The learning rate starts from around 1.3e^-3 and decreases gradually.

And here is some description (also picture below) about data the model tries to learn for reconstruction (red) and resulting reconstruction (blue). The training dataset has size of (9856 x 512); in other words 9856 samples with 512 points in each sample. The plot is from flattened dataset and reconstruction result.

This was with batch size of 32 and epochs of 120 with early stopping applied, so the actual training epochs taken were 50. This resulted in loss of around 0.0557. As shown in the plot, the model obviously did not learn well. Also, I tried to test it in many different ways such with different batch size, network complexity (deeper network), input size, optimization parameters, activation functions, another variant (variational AE), absolute input (as one in the plot), etc. Noted that when absolute input was applied, the best loss (0.0557) was achieved. If I use non-absolute input then, the best loss gives around 0.14.

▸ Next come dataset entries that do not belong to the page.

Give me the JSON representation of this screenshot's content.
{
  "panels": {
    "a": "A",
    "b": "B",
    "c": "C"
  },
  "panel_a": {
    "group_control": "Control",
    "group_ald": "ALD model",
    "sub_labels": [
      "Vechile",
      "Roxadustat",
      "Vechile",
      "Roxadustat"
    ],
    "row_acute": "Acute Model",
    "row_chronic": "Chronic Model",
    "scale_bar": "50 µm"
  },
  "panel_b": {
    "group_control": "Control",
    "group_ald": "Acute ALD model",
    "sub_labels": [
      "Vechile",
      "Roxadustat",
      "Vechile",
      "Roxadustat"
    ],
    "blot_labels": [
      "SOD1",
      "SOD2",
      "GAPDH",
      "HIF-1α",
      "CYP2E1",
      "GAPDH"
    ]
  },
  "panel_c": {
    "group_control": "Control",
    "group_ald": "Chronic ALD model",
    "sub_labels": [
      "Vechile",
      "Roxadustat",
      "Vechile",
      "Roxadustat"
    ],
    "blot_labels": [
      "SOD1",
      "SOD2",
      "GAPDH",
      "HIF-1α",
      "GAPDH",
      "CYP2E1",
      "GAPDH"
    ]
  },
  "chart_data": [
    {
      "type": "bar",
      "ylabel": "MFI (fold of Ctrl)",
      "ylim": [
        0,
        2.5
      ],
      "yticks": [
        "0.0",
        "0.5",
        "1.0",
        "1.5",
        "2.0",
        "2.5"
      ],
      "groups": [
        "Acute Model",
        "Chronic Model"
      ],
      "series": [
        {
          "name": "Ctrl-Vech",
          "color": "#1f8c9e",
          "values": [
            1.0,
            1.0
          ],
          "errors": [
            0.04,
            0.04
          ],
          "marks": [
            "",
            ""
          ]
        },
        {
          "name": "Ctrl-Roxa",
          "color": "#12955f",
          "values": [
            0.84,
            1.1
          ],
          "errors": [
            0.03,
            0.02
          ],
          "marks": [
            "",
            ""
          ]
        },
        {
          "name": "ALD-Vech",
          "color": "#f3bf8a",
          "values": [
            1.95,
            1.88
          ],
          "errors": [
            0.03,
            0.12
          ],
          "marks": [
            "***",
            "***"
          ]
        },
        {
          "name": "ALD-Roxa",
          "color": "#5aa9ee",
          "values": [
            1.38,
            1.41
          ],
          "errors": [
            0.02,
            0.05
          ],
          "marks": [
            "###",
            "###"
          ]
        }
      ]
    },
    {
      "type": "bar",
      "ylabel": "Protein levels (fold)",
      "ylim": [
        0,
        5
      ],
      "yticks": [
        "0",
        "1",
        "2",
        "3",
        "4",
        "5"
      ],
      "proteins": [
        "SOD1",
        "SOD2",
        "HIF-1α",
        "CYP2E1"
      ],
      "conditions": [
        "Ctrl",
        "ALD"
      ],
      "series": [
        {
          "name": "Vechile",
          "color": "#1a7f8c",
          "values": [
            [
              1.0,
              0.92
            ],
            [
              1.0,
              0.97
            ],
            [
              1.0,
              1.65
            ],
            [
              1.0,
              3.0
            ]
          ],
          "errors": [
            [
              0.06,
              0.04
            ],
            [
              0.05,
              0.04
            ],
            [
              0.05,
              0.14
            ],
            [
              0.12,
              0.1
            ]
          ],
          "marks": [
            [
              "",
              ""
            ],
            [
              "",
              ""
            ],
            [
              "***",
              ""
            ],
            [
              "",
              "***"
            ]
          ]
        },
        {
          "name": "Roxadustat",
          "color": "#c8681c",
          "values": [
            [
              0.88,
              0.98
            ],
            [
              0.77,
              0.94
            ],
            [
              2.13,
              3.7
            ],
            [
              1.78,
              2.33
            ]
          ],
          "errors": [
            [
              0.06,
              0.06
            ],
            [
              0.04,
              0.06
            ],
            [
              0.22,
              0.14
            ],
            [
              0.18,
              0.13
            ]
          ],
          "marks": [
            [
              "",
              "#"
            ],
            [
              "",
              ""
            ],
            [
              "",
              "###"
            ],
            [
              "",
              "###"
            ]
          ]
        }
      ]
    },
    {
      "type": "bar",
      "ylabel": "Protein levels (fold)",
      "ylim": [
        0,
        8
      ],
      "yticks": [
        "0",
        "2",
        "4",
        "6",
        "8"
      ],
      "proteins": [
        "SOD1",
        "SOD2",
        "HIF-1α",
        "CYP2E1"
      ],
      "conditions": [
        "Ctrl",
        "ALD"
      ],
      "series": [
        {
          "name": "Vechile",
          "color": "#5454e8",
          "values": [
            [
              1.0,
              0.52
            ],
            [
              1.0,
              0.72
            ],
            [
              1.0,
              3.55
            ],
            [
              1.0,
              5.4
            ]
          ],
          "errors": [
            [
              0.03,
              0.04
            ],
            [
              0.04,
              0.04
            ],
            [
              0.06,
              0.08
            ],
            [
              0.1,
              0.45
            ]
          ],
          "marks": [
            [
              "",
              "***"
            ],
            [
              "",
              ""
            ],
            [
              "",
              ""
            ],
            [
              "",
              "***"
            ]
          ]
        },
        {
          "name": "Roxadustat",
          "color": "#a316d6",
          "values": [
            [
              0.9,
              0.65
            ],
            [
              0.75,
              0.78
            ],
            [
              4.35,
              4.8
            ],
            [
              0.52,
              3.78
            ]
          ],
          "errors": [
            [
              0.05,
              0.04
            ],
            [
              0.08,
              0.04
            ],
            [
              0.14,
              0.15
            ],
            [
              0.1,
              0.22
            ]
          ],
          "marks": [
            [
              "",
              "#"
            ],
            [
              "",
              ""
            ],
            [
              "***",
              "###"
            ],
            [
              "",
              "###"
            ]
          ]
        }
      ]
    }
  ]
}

I think I need to get the loss at least down to around 0.002 or 0.003 to see some result. This estimation was obtained from my previous test using another network (Transformer encoder) from which the reconstruction result was very satisfactory. FYI, the complexity of the Transformer encoder was around 1M whereas the AE has the learnable parameters of 140,292. The Transformer encoder takes in 32 sequences with 256 vectors embedded from 80 points in each sequence.

I am guessing how the training is done is okay, but the problem seems to be in either in the network or the way I apply the data to the model. So, regarding why my AE fails to reconstruct the original data, my questions are

  1. Is this because the AE has low complexity (as in the small number of parameters), so the its optima is just loss of around 0.0557?

  2. What else can I try to improve the loss apart from the mentioned ones?

  3. Would applying so-called stacked autoencoder (or any other variants) ever improve it?

  4. Any mistake do you see it from the set-up or the model?

and here is one more question on another note.

  1. I intentionally did not apply normalization (min-max or z-norm) to input data because this is not applicable for my task. But, I am wondering how you guys deal with the training datasets being shifted (in terms of mean) significantly from each other when applying min-max norm due to outliers?

Please feel free to leave any comments. I am new to this forum. If I am not providing sufficient information please let me know.